SSA, family and friends


#1

I don’t know where to put this thread, and I don’t quite know if this the right spot. But I am converting to the church. I’m currently in RCIA, and I love the Catholic Church. I love and support all of her teachings because I believe that the teachings are from God. I also suffer with Same Sex Attraction. I’m familiar with Courage, and I have no issue with the Church’s teaching, but my family and friends aren’t exactly on the same page.

For about 10 years I embraced my homosexuality, and my family was very accepting and I made friends and I lived my life. Then about 3 years ago I realized what I had known for a long time, and that is that my life was empty. Anyway, the readers digest version is that I moved out of the country and away from family and friends. And God stepped in and called me to the Church.

Okay well now I’m back in the States, and I’m attending mass–and loving it–and I’m in RCIA–and it’s okay–but my main thing is that I haven’t really been in touch with my friends. They know I’m converting to Catholicism and I haven’t heard from most of them, but I haven’t been forthcoming either. I don’t know how much contact I should have with them. I’ve been thinking just sending out a general email that explains all of my beliefs, but for all my friends most of them are gay or gay friendly…anyway I don’t know what I should do, or how I should handle this situation.


#2

Welcome to the Church!

I’m afraid I don’t know what you should do about your old friends. My thought is that you may know deep down which friends were “friends no matter what” and which friends were only friends as long as you were culturally similar. Maybe not, though, because sometimes people surprise us. Anyway, if you send out a general e-mail, you may want to make sure that it is as non-confrontational as possible. Just something along the lines of what you said here, “…I love the Catholic Church. I love and support all of her teachings because I believe that the teachings are from God.” Then maybe (if it is true) something like, “I would be happy to continue being friends with anyone who can accept me as I am now without trying to change me,” or something… that sounds a little pompous, maybe you can come up with something better. :slight_smile:

I would advise against getting into a multi-sided debate on the issue this early in your journey. So if you send out a group e-mail, I would put the addresses in as BCC to prevent a reply-all-free-for-all.

Anyway, I really just wanted to reply to say that I will pray for you to find the best thing to do, whatever God knows it to be.

God bless!

–Jen


#3

I tend to dislike group emails, because everyone does need to hear things in kind of a different way. Perhaps a very short mass email saying, “I’m Catholic now, I no longer live the gay lifestyle, but I hope you will still consider me a friend,” and the longer explanations in individual letters.

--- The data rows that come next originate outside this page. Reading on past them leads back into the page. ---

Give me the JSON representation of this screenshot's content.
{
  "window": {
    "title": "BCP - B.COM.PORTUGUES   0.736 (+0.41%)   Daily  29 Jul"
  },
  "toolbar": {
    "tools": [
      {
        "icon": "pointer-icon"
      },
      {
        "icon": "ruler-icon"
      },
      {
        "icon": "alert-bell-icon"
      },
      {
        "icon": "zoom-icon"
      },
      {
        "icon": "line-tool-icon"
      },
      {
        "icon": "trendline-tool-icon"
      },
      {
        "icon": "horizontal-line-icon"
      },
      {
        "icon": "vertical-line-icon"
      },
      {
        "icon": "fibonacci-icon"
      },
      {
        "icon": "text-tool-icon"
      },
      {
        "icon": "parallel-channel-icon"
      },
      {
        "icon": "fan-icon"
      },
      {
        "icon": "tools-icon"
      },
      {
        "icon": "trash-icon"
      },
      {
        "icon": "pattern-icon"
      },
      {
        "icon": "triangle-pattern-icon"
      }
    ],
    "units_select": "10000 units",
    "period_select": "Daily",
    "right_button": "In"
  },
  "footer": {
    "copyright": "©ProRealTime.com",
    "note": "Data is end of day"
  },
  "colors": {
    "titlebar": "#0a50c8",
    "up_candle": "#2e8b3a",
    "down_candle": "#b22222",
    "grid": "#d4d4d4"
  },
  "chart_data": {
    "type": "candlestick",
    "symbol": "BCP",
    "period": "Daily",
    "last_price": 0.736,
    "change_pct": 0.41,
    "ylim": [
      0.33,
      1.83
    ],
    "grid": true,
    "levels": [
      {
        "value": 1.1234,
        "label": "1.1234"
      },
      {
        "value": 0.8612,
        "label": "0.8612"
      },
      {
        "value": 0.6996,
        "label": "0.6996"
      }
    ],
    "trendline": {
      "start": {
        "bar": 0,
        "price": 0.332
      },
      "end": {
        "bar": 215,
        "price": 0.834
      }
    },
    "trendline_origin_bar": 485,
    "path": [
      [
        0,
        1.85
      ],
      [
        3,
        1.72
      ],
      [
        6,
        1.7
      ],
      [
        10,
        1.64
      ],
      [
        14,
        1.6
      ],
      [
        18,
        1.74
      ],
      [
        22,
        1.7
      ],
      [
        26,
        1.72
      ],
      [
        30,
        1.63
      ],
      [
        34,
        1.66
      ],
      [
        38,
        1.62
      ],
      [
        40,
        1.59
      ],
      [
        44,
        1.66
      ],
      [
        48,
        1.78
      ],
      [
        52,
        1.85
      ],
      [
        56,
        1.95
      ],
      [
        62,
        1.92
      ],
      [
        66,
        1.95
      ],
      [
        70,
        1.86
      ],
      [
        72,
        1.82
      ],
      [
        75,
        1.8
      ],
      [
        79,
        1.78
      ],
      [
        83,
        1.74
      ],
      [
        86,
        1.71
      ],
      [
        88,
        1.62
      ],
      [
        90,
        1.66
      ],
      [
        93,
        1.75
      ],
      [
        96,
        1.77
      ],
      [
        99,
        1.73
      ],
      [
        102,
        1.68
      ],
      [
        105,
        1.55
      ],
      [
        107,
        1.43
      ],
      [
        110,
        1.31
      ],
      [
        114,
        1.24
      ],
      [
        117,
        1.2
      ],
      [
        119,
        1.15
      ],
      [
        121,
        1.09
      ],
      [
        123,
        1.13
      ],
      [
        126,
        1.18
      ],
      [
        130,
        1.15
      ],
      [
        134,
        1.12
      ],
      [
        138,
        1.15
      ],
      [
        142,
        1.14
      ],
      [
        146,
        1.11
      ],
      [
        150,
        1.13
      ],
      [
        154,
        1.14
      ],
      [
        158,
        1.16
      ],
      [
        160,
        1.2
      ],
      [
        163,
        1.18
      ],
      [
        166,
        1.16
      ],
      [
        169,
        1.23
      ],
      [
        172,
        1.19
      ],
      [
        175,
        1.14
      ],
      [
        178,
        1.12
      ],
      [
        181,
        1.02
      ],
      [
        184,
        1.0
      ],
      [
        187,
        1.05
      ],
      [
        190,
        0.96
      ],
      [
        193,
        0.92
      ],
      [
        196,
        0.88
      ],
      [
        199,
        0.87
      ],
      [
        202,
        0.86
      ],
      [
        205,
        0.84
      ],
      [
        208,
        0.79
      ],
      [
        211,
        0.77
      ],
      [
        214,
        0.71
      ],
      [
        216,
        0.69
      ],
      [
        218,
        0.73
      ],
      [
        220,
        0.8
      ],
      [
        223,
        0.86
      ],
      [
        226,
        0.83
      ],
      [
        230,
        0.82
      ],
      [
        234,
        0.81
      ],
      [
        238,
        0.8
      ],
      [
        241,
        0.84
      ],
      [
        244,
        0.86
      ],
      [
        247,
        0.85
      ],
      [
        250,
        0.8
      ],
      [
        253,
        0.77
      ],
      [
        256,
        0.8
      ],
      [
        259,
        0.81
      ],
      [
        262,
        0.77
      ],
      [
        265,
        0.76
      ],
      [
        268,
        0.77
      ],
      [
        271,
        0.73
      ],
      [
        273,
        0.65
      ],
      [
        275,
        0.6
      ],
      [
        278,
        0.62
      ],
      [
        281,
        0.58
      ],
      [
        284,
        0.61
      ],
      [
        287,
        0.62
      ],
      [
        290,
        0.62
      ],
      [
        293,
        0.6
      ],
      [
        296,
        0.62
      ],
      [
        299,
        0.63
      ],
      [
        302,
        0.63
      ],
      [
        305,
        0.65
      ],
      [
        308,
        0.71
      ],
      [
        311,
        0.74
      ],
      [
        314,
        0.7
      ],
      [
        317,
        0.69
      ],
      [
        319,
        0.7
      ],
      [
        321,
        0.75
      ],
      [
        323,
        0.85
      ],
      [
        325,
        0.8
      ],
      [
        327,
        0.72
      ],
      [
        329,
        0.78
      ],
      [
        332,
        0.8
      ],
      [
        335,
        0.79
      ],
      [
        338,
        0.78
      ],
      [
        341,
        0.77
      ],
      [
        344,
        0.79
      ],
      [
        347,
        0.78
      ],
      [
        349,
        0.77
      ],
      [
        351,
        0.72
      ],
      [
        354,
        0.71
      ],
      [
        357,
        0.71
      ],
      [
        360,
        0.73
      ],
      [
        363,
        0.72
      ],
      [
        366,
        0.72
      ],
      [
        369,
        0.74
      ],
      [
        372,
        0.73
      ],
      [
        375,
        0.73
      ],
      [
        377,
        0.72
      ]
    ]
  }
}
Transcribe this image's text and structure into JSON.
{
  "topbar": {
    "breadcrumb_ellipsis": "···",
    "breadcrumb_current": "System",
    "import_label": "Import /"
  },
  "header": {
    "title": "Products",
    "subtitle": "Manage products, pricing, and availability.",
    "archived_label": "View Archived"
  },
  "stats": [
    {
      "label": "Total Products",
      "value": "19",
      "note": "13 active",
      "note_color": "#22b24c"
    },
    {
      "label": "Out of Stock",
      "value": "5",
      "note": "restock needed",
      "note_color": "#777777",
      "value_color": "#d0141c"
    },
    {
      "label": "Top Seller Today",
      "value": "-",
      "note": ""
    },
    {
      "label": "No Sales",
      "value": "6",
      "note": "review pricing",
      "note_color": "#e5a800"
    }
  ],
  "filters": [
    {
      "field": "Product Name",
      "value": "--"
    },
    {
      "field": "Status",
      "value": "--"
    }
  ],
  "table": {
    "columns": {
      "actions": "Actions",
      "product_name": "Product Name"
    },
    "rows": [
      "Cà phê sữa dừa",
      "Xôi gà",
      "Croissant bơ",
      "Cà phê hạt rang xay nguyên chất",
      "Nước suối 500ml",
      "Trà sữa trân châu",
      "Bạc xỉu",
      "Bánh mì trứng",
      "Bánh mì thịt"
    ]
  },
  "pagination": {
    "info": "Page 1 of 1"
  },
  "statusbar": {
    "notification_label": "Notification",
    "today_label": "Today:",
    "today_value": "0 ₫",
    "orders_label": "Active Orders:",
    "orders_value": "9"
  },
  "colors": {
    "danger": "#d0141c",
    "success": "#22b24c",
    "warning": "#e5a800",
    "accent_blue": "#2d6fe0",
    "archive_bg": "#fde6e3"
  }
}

By the way, congratulations on finding the Church!


#4

I don't really have any advice, but just wanted to welcome you to the Church! :D


#5

Welcome Home, Sutpen! :extrahappy:

I was “born and bred” Catholic, but that didn’t stop me from leaving the Church for about 14 years and living out my own SSA. Through God’s grace, and my ticking biological clock, I also saw that my life was empty. Reader’s Digest version: I returned to the Church, and after some twenty years of dealing with SSA, I now have absolutely no attraction of that sort left at all. Wish I could bottle that and share with others who are still struggling, but it really was a twenty year journey (and most of it really awful).

I also had moved away for about three years from all my friends. When I returned to the Church and returned to my old stomping ground, I “came out” about my conversion (“reversion”) to my former friends slowly, but only as I had contact with them. For the most part, I have had very little contact with my old friends because I haven’t sought them out. In the meantime, I have built and sustained some wonderful friends in my parish. I joined the choir (as the accompanist) and got involved in several parish activities that helped establish more relationships and support me in my walk with Christ.

A few old friends have returned, and there was, in fact, some discomfort on their part with my conversion. But being good liberals, they had to accept my new life direction or prove themselves total hypocrites :smiley: And in the end, a couple old friendships remain. The others receive my prayers constantly, but that’s it. I’m glad of it, actually, as I have no desire to return to that world of liberal beliefs and practices. My prayers are all I have to offer, unless Our Lord chooses to send me back there for His purposes.

I am TOTALLY praying for you – daily, sometimes even moment-to-moment – as someone who’s been there and understands.

God bless you, dear one!

Gertie


#6

Thanks everyone for your advice and prayers. I've been thinking about this a lot recently because I feel myself being drawn closer and closer to the Church. I feel very cautious about engaging to deeply with my former life. I loved my friends at the time, and I still do, but I know the life that they are leading and what being their friend entails--namely a tolerance to recreational drug use and a general bleak outlook of life that encourages objectifying men and women to their sexual worth.

I'm generalizing because not all of my old friends fall into that category, but most of them are hyper-liberal. I think what I'll do is just send out a general email, explaining my conversion, but not really engaging in any real debate...or not meaning to, but we shall see where God leads me.